I’m feeling a little enthusiastic today—that feeling when you’re on to something so utterly fantastic that you want to draft anybody within ten feet of you to do it, too.
You know: the diet, the podcast, that time when you got all wound up about composting.
You have got to make a Donegal Tweed blanket using a log cabin blanket pattern and sequence knitting.
During the holidays, I had one of the most delightful knitting experiences of my checkered career as a knitter.
My basic dream for this blanket appears over at Fringe Association, “Log Cabin Make-along: Meet the Panel!”
Today I’ll share some of the nuts and bolts of blanketry that have been so much fun these (incredibly cold Nashville) days. This is all news you can use when scheming up your own log cabin blanket.
Draw a Sketch.
Maybe you’ve got your blanket idea all set in your brilliant, vast mind. I mean, I thought I did. It was only when I made my schematic that I realized I had a significant problem.
See where it says 105″? That’s 8.75 feet. That’s more blanket that most people need.
Sketch Number 1: The top squares are GINORMOUS.
Sketch Number 2: The top squares are NOW 15″ x 15″, not 20″ x 20″.
The proportions have changed, but so has the likelihood that I will ever finish this thing.
This is frankly optional. Some of the greatest log cabin blankets are completely improvised—you keep knitting until you have a blanket. The yarn appears when necessary (often after a refueling trip to the yarn store).
But I was curious to know how much yarn I’d need for this blanket.
Basic exercise: knit a square, weigh it, and multiply that weight by the approximate number of squares you’re making. Divide that total by the weight of one skein of yarn. The result is the number of skeins you’ll need.
After knitting a strip and weighing it, I concluded that a skein of Tahki Donegal Tweed yields about 10 5″ squares. Because the entire blanket is based on increments of 5″ squares, I can get at least a ballpark idea of how much yarn I’ll need.

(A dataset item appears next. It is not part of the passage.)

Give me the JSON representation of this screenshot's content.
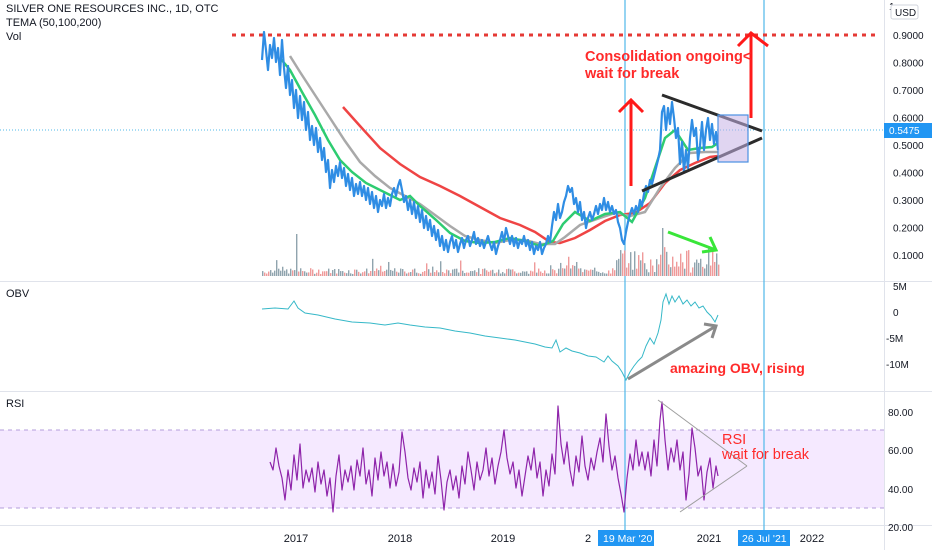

For an 18-strip blanket, I’ll need 22+ 100g, 185-yard skeins. Probably more, given the way the colors break. Will I end up making the biggest squares? Do I have the stamina?
Wet splice your ends.
Game changer. Blanketophobes whinge on about all the ends that a log cabin blanket generates.
I say phooey.
When you change colors, just wet splice the yarns. If you’re working with non-superwash pure wool (like this Donegal Tweed I’m using), or alpaca, you can eliminate virtually all ends by wet splicing (or spit splicing, which just sounds gross but there it is).
In this blanket, I stop seven stitches from the end of a square and break my yarn, leaving a tail about five inches long. Then I splice the new color to this tail and knit to the end of the row. Voila: the new color emerges at just about the right moment. With no ends to fool with later.
Can you tell where the wet splices are? No? It’s a dream come true.
Block your strips.
Sequences create all sorts of fabrics—flat, pleated, accordion, bumply, zigzaggy, ribbed.
You will notice that some squares do not knit up to be square. Not even remotely square. It’s the ribbed and accordion sequences that pull in the most.
Before blocking. YIKES!
After blocking. AHHHH.
I knitted these wonky strips with great confidence, because we had learned during the process of making Field Guide No. 5 that the mighty redemptive power of blocking transforms these crumpled squares into flat squares. When we sent Cecelia Campochiaro photos of our Corrugated Wrap sample, concerned about the pulled-in sections, she replied that it looked fantastic.
Here’s what I’ve got:
These strips aren’t in the right order, but at least you can see the colors. The top strip is unblocked. (I guess that’s obvious.)
Not sure what I can do to convey the limitless joy of thinking up sequences except to say: there is limitless joy to be had here. MDK Field Guide No. 5: Sequences explains exactly how Cecelia Campochiaro figured out cool ways to get get all these textures without really trying.
The width of the square affects what the sequence does. Knit 5, purl 4 looks different when made at 20 stitches wide, or 40, or 60. It is the coolest thing.
So great to see all the projects showing up on Instragram #fringeandfriendslogalong.